Giunto a destinazione ne percorse i muri perimetrali per evitare l’incontro con i due mastini che, in precedenza, aveva notato all’interno di un recinto e temeva fossero stati liberati dopo la sirena di fine giornata lavorativa; ma i cani erano ancora rinchiusi e questo spalancava l’accesso verso l’ufficio di Enrico. Si prese un altro paio di minuti per pulire la suola degli stivali sulla lamina di ferro murata vicino all’ingresso ed entrò.
Il filantropo era solito trattenersi per aggiornare la contabilità aziendale, tralasciata per fare spazio all’attività benefica, sino al rientro di Giuseppe: insieme avrebbero chiuso i cancelli e si sarebbero dati appuntamento per l’indomani.

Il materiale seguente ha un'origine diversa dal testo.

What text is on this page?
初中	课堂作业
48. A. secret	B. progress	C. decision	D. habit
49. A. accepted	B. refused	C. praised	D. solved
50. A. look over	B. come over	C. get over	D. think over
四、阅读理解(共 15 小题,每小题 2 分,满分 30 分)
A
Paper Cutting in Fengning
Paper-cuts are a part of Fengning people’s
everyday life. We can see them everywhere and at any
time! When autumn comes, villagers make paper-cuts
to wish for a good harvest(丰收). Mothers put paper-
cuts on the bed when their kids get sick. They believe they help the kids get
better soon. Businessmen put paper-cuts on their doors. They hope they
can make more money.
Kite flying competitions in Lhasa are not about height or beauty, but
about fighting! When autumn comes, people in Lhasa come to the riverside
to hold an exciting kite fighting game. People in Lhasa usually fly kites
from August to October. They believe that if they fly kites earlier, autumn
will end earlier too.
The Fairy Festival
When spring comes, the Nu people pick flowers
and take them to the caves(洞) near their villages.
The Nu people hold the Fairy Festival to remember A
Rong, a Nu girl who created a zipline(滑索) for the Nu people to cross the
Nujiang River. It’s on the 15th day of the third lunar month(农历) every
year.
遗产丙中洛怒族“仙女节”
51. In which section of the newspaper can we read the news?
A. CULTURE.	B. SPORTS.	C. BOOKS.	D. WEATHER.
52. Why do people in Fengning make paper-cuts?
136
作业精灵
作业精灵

I passi del subalterno che spegneva le lampade ad olio lungo il corridoio costituivano l’implicito segnale a riporre i libri amministrativi; anche quella sera Enrico, udito il calpestio, abbandonò l’ufficio alla fioca luce della lanterna che doveva guidarli sino all’esterno del deposito.
Nella penombra, l’ultima cosa che vide fu un cuscino che esplodeva: uno di quelli messi a decorare i divani dell’atrio e dentro il quale lo sconosciuto aveva premuto la canna di una pistola per attutire, in una sorta di primordiale silenziatore, i due colpi diretti al torace di Enrico.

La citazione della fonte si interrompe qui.